Ciudad Bolívar no pierde la esperanza
M.A. Guzmán Gómez(*)
Toda ciudad en el mundo, aledaña a un río o mar, se desarrolla y crece, obligatoriamente, consustanciada con su inigualable corriente de belleza natural; solo Ciudad Bolívar ha sido la excepción, al causarle todos los gobiernos municipales, paradójicamente, tanto daño desmedido impulsado por unas crecientes y perversas negligencias e irresponsabilidades edilicias, donde destaca, por supuesto, haberla dejado “crecer” a espalda de su río, con anarquía y desorden total, de invasión en invasión, sin criterio urbano ni Plan rector y, peor aun, hacia las cotas mas altas y, de esa vil manera, por ejemplo, elevar exponencialmente los costos de los indispensables servicios públicos – agua, luz, aseo, drenajes, transporte etc. -, tal como acontece.
Para que se tenga una idea, la diferencia altimétrica entre el paseo Orinoco y la perimetral – que dejó de serlo - es nada menos de ¡120 metros!. Suministrarle agua potable por tubería a esos sectores producto de invasiones incontroladas, a esa altura, exige elevados presupuestos y mayor energía eléctrica para el bombeo y rebombeo inevitables, que la empresa estatal Hidrobolívar, hay que decirlo, viene enfrentando con notoria eficiencia técnica-gerencial y mucha proyección social.
Así como la gran aliada de la hidráulica es la gravedad, su gran enemiga es la altitud.
Muy diferente - obvio - si el crecimiento de nuestra capital bolivarense hubiese sido orientado por la sensatez e idoneidad y no por la incapacidad manifiesta de funcionarios locales cómplices, sin probidad ni rectitud, que le “construyeron” a Ciudad Bolívar un caos urbanístico deprimente, cuyo deterioro se acentúa con las inevitables calamidades para toda la población y desvalorización inmobiliaria, afectada impunemente por cuanto tarantín, kiosco, tinglados y lo que se le ocurra a cualquiera instalar en cualquier lugar, a cualquier hora y momento..
Qué distinta, agradable, confortable y vivible, sería Ciudad Bolívar si hubiese tenido su expansión planificada, obligada, este-oeste, a lo largo de su río, nunca alejada de él, tal como disfrutan a plenitud, por ejemplo, los sevillanos (España) y los parisienses (Francia) sus placenteros ríos Guadalquivir y Sena, respectivamente. ¡Qué dichosos!.
¡Pero nunca como nuestro inmenso, majestuoso e imponente Orinoco con sus bondades, satisfacciones, bellezas, auroras, atardeceres, paisajes crepusculares que nos ofrece permanentemente, sin pedir nada a cambio, solo cuidarlo de la contaminación.
El verdadero cambio es “voltearle la tortilla” a tanta calamidad injusta que padece Ciudad Bolívar.
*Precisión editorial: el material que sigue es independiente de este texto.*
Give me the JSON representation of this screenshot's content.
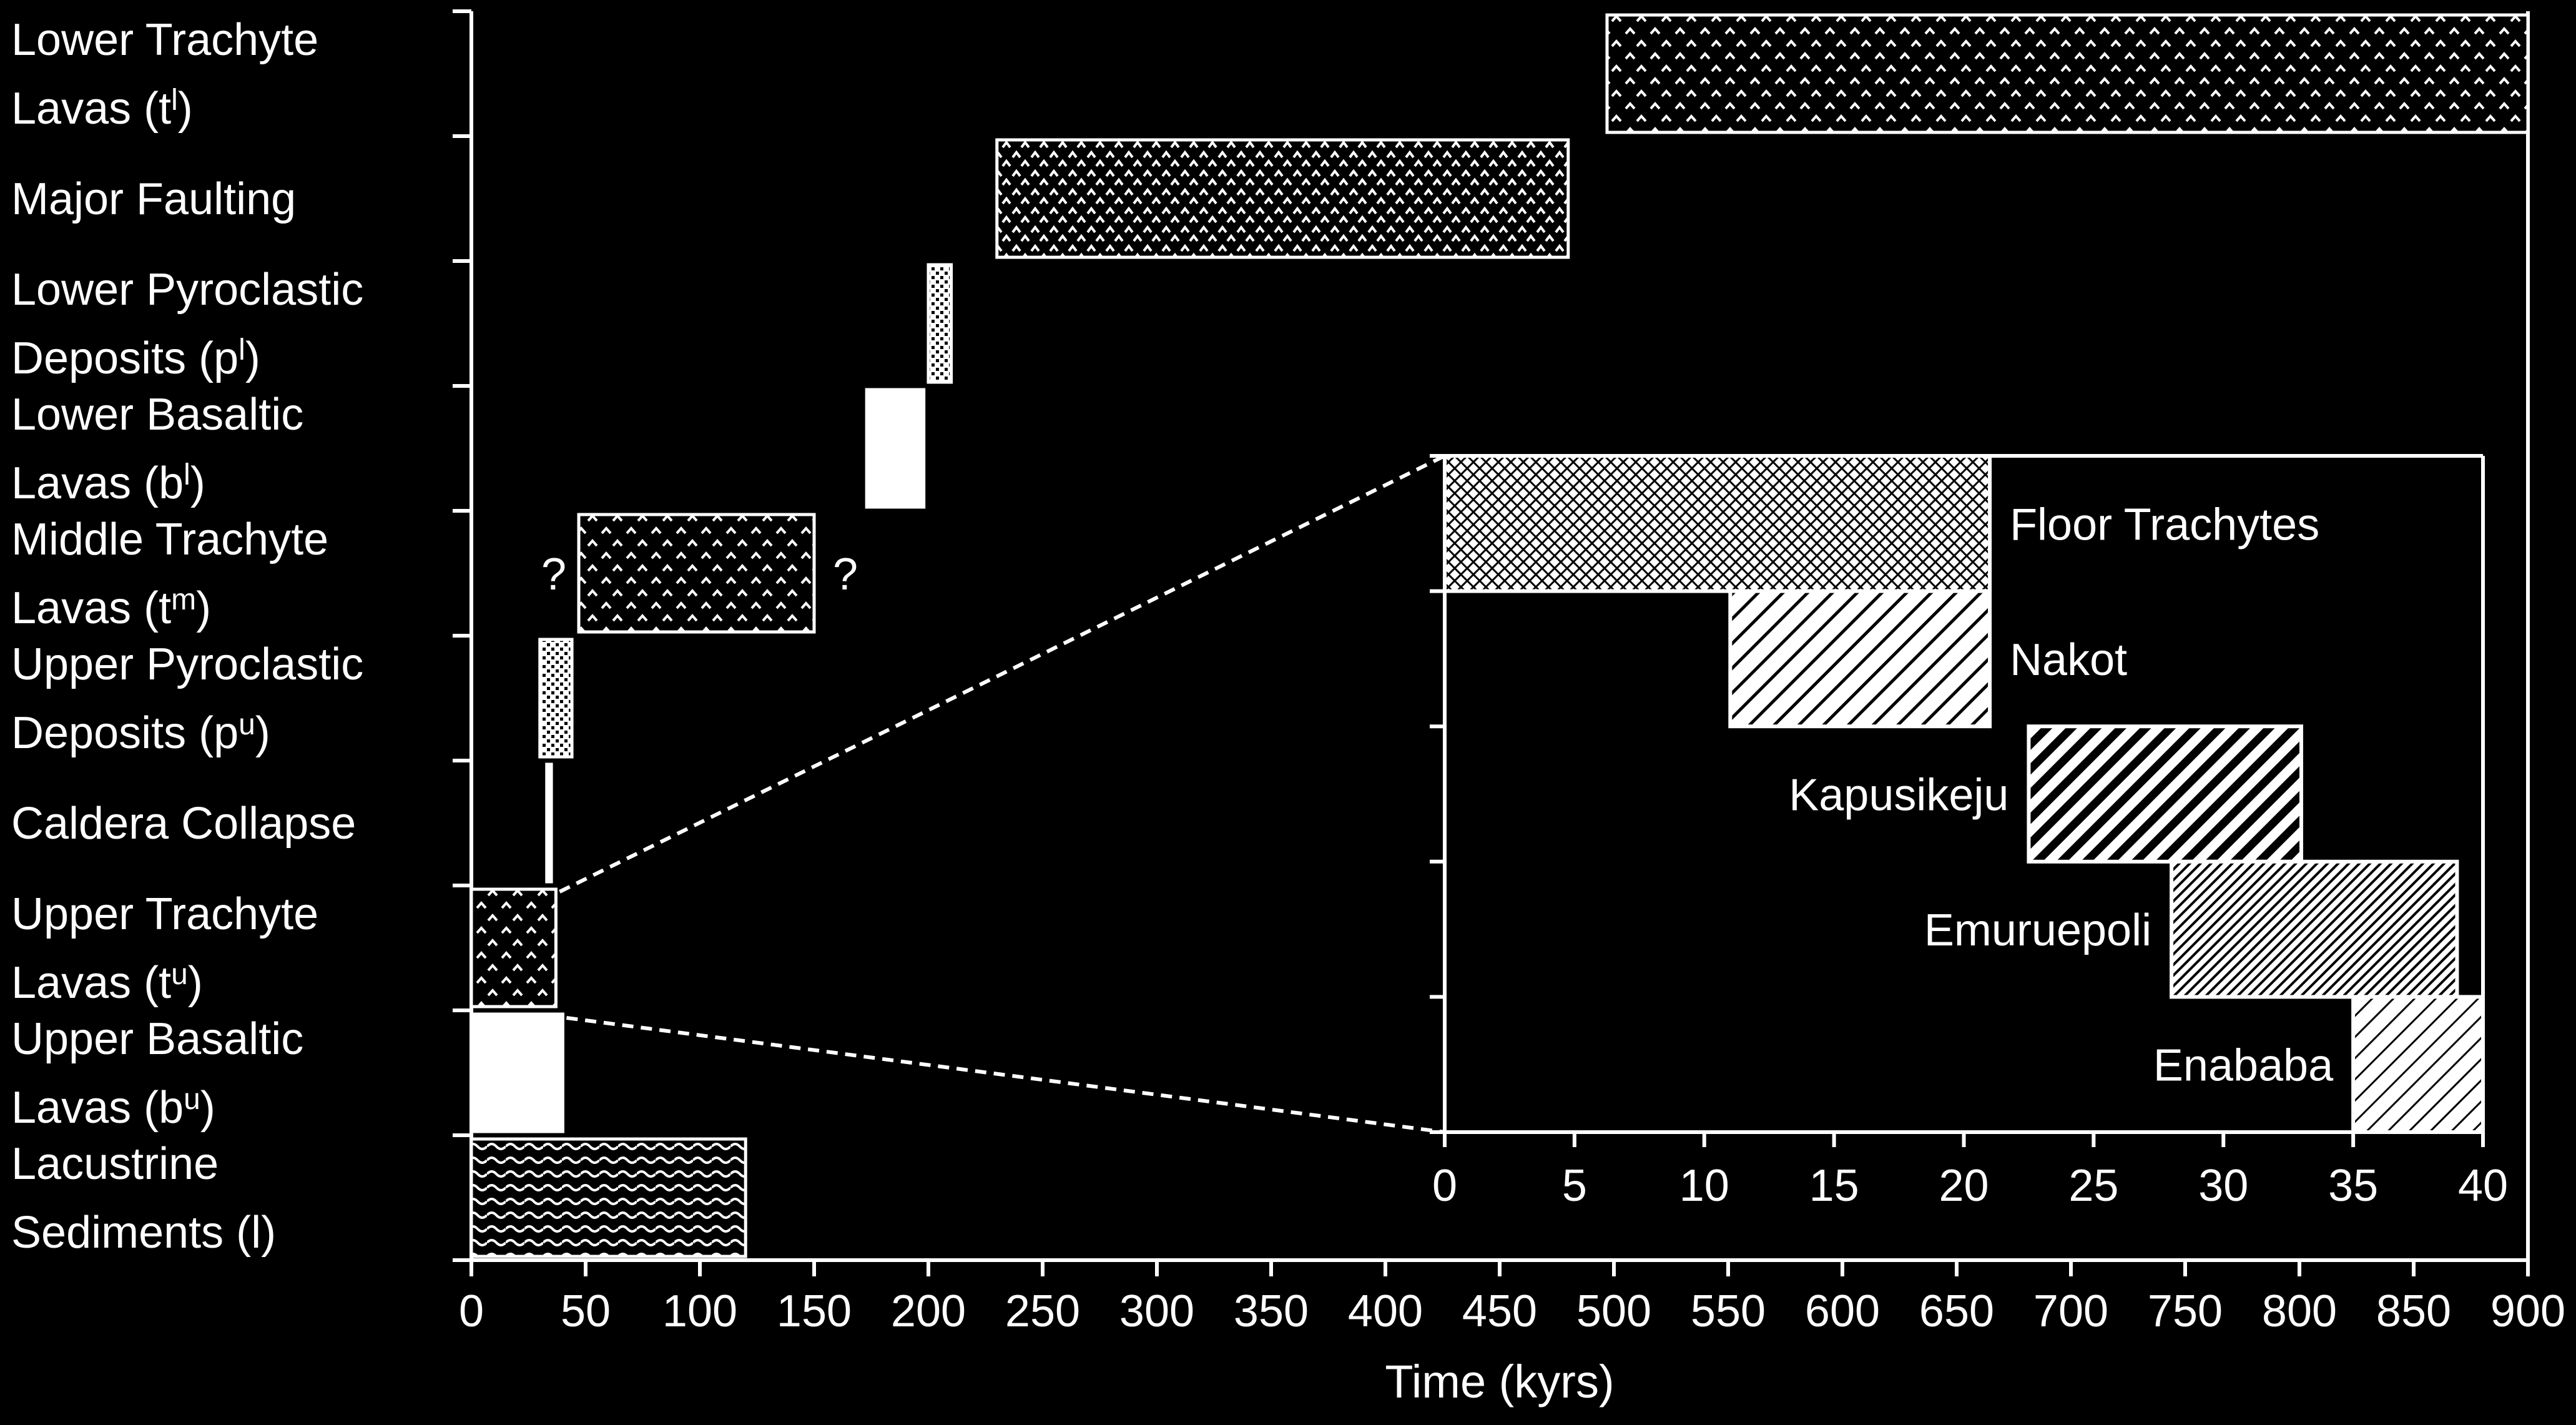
{
  "chart_data": [
    {
      "type": "bar",
      "subtype": "horizontal-range",
      "xlabel": "Time (kyrs)",
      "xlim": [
        0,
        900
      ],
      "xticks": [
        "0",
        "50",
        "100",
        "150",
        "200",
        "250",
        "300",
        "350",
        "400",
        "450",
        "500",
        "550",
        "600",
        "650",
        "700",
        "750",
        "800",
        "850",
        "900"
      ],
      "categories": [
        {
          "label": "Lacustrine Sediments (l)",
          "line1": "Lacustrine",
          "line2": "Sediments (l)"
        },
        {
          "label": "Upper Basaltic Lavas (bu)",
          "line1": "Upper Basaltic",
          "line2_main": "Lavas (b",
          "line2_sup": "u",
          "line2_end": ")"
        },
        {
          "label": "Upper Trachyte Lavas (tu)",
          "line1": "Upper Trachyte",
          "line2_main": "Lavas (t",
          "line2_sup": "u",
          "line2_end": ")"
        },
        {
          "label": "Caldera Collapse",
          "line1": "Caldera Collapse"
        },
        {
          "label": "Upper Pyroclastic Deposits (pu)",
          "line1": "Upper Pyroclastic",
          "line2_main": "Deposits (p",
          "line2_sup": "u",
          "line2_end": ")"
        },
        {
          "label": "Middle Trachyte Lavas (tm)",
          "line1": "Middle Trachyte",
          "line2_main": "Lavas (t",
          "line2_sup": "m",
          "line2_end": ")"
        },
        {
          "label": "Lower Basaltic Lavas (bl)",
          "line1": "Lower Basaltic",
          "line2_main": "Lavas (b",
          "line2_sup": "l",
          "line2_end": ")"
        },
        {
          "label": "Lower Pyroclastic Deposits (pl)",
          "line1": "Lower Pyroclastic",
          "line2_main": "Deposits (p",
          "line2_sup": "l",
          "line2_end": ")"
        },
        {
          "label": "Major Faulting",
          "line1": "Major Faulting"
        },
        {
          "label": "Lower Trachyte Lavas (tl)",
          "line1": "Lower Trachyte",
          "line2_main": "Lavas (t",
          "line2_sup": "l",
          "line2_end": ")"
        }
      ],
      "bars": [
        {
          "category": "Lacustrine Sediments (l)",
          "start": 0,
          "end": 120,
          "pattern": "wavy"
        },
        {
          "category": "Upper Basaltic Lavas (bu)",
          "start": 0,
          "end": 40,
          "pattern": "solid-white"
        },
        {
          "category": "Upper Trachyte Lavas (tu)",
          "start": 0,
          "end": 37,
          "pattern": "v-hatch"
        },
        {
          "category": "Caldera Collapse",
          "start": 33,
          "end": 35,
          "pattern": "solid-white"
        },
        {
          "category": "Upper Pyroclastic Deposits (pu)",
          "start": 30,
          "end": 44,
          "pattern": "dots"
        },
        {
          "category": "Middle Trachyte Lavas (tm)",
          "start": 47,
          "end": 150,
          "pattern": "v-hatch"
        },
        {
          "category": "Lower Basaltic Lavas (bl)",
          "start": 173,
          "end": 198,
          "pattern": "solid-white"
        },
        {
          "category": "Lower Pyroclastic Deposits (pl)",
          "start": 200,
          "end": 210,
          "pattern": "dots"
        },
        {
          "category": "Major Faulting",
          "start": 230,
          "end": 480,
          "pattern": "v-hatch-dense"
        },
        {
          "category": "Lower Trachyte Lavas (tl)",
          "start": 497,
          "end": 900,
          "pattern": "v-hatch"
        }
      ],
      "annotations": [
        "?",
        "?"
      ]
    },
    {
      "type": "bar",
      "subtype": "horizontal-range-inset",
      "xlim": [
        0,
        40
      ],
      "xticks": [
        "0",
        "5",
        "10",
        "15",
        "20",
        "25",
        "30",
        "35",
        "40"
      ],
      "bars": [
        {
          "name": "Floor Trachytes",
          "start": 0,
          "end": 21,
          "pattern": "crosshatch"
        },
        {
          "name": "Nakot",
          "start": 11,
          "end": 21,
          "pattern": "diag-medium"
        },
        {
          "name": "Kapusikeju",
          "start": 22.5,
          "end": 33,
          "pattern": "diag-bold"
        },
        {
          "name": "Emuruepoli",
          "start": 28,
          "end": 39,
          "pattern": "diag-fine"
        },
        {
          "name": "Enababa",
          "start": 35,
          "end": 40,
          "pattern": "diag-light"
        }
      ]
    }
  ]
}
El colega y nuevo alcalde, Víctor Fuenmayor, pareciera tener toda la intención, pero…. ¿Se quedará en el propósito?. Sería imperdonable. Por cierto, ¿para cuándo los drenajes?.
A ninguna otra bella ciudad en el mundo se le ha hecho tanto daño en tan poco tiempo.
¡Volvamos a nuestro río Orinoco!. Ciudad Bolívar no pierde la esperanza..
RETAZOS: 1) Nuevos líderes urgente necesita la terca oposición; así lo anunció el escuálido poder de convocatoria de la marcha piche el primero de mayo…2) Muy difícil que Obama humanice su gobierno, como aspira el mundo, mientras siga intacto el tenebroso zoo de halcones. 3) Se observa en muchos de los nuevos agentes de la policía, un trato mucho más cordial y de manifiesto apoyo ciudadano. Buen augurio.
La frase: “El dinero es lo más barato de perder”.